I am surprised they made this spec change as it is backwards-incompatible. There could be API servers out there that were relying on the ability to redirect to a new hostname. I thought I heard of at least one person broken by the node-fetch change in the wild.

So on one hand I feel like this needs a compat flag.

But on the other hand it's weird to use a compat flag on what could arguably be a security bug?

I think this is only a security problem in the presence of other security problems. For example, in https://github.com/whatwg/fetch/issues/944 they give the example of an attacker setting their username to ../../redirect?url=http://evil.com, and if this username gets inserted into the URL of an API request made by some other user, now their credentials are leaked. The real bug here is URL injection (which can probably be exploited in other ways), but stripping Authorization provides some defense in depth.

Of course, many APIs use other header names for authorization and so aren't defended by this rule. So again... it can't be a security flaw in itself, it's more of a defensive measure.

So probably a compat flag is the right way to go?

[jasnell]

So probably a compat flag is the right way to go?

That's where I'm leaning also.

[nickhudkins]

While I do not have deciding powers, a compat flag makes most sense to me as well. Thanks for getting through that. @Hacksore and I spent an unreasonable amount of time digging around to see where the divergence showed up across different runtimes, and then found the curl CVE etc and ended up deep in the rabbit hole of "how does everyone do fetch"

[Hacksore]

I am happy for anything the CF team decides to solve this. Glad @nickhudkins and I were able to discover the root cause cause it was driving me insane.

[kentonv]

Here's a thread where people complained about the spec change breaking things: https://github.com/whatwg/fetch/issues/1631

So seems pretty clear this should be a compat flag.

[jasnell]

"In non-server environments you could not rely on this behavior so there it is not considered a breaking change..."

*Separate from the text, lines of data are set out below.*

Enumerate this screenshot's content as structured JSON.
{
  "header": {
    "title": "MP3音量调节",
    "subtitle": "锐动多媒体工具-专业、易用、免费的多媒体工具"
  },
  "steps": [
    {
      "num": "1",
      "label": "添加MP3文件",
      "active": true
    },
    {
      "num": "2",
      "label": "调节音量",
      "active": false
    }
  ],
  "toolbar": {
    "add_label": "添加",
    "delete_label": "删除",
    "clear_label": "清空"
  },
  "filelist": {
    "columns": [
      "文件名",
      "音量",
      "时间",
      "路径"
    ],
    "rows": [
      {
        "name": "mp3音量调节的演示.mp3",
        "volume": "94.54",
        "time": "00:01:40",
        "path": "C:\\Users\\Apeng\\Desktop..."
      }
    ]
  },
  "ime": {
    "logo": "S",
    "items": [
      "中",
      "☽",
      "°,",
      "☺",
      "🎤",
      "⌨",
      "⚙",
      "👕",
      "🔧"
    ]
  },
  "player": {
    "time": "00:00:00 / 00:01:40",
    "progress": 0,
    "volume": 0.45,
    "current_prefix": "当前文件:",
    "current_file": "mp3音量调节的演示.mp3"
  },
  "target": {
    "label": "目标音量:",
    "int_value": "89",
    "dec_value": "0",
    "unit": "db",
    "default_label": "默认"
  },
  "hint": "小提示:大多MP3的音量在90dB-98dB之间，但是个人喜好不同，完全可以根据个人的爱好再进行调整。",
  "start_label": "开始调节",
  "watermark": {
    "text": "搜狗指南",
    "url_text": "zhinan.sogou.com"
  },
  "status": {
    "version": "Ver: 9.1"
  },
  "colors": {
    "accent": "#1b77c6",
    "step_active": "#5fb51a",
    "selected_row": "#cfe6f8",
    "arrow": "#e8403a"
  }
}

The WHATWG's philosophy of not caring about anything but browsers bites again. Fun.

[jasnell]

@Hacksore @nickhudkins thanks for reporting! Not yet sure when we'll get the fix in but will get it scheduled.

[Hacksore]

Closing as this as it is on your radar now. Feel free to reply here when it has been patched if possible 🙏.

[jasnell]

We should keep this open so we don't forget it.

[Hacksore]

@jasnell can this not be moved to an internal issue tracker or is all of it done via github?